Henry Aldorf – InterOil Corporation – President, Pacific LNG
“The government is very well set on getting the Gulf project going.They think it’s a very important thing for the development of Papua New Guinea. In fact, the Prime Minister today, I think it was today, was visiting Kerema and we — I haven’t seen what he stated there. But before he was there — I talked to him last week and he said this project has to go.
This is the poorest province in Papa New Guinea, has always the stepchild of everything, and this is the first time where they can really develop the area so the government is strongly behind it. To develop it we have some minor points we have two solve with them. I will not go into those details because they are confidential between us and the government, but I will say we are getting pretty close to an agreement.”
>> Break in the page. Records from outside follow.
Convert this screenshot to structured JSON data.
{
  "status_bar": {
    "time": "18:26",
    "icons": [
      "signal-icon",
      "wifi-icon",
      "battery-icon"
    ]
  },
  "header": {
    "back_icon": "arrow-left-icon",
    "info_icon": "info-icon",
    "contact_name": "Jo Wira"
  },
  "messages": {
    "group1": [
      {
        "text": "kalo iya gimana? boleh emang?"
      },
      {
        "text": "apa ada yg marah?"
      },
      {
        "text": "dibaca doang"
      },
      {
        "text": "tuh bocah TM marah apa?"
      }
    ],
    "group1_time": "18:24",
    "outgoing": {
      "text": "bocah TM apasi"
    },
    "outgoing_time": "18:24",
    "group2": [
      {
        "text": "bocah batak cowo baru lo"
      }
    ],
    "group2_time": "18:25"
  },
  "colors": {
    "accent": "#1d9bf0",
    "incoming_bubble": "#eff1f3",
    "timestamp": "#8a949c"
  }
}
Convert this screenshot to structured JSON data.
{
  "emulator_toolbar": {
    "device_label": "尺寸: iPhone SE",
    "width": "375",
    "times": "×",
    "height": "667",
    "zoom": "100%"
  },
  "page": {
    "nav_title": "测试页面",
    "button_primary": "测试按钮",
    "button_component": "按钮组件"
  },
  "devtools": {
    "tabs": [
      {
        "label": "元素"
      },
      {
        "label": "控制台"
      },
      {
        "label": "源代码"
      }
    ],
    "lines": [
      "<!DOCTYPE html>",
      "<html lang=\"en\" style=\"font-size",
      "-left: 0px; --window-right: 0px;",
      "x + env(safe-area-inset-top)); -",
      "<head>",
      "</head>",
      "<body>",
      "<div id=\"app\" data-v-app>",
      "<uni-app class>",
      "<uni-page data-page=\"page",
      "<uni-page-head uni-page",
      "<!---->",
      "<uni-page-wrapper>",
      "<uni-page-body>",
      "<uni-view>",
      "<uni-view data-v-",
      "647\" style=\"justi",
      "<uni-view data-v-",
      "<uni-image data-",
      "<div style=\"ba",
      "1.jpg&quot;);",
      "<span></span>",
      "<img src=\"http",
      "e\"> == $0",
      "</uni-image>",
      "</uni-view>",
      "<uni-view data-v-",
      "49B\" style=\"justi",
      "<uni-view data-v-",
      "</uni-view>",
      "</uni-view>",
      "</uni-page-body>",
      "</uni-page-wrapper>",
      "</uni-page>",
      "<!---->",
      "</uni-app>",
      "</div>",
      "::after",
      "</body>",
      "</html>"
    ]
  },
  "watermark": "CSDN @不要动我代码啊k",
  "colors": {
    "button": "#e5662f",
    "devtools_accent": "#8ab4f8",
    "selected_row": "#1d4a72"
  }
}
Phil Mulacek – InterOil Corporation – CEO
“Thank you. There is a couple of questions — people worried about the risks in the election. We have never seen that that is a deterrent. In fact, after the writs were issued, we got our NEC project agreement executed when we originally did the refinery. So just want to put that one to bed that it’s not a material on it. There was mainly the constitutional paralysis, as I mentioned, and that seems to have cleared itself in the last a little less than 30 days with renewed focus to get this project completed within the various government participants. They are also in the pre-election politic modes when all of that just adds to a little bit more timing, but it is key for the government, absolutely essential for the Gulf and regional members to get this project to FID, as well as the Prime Minister.”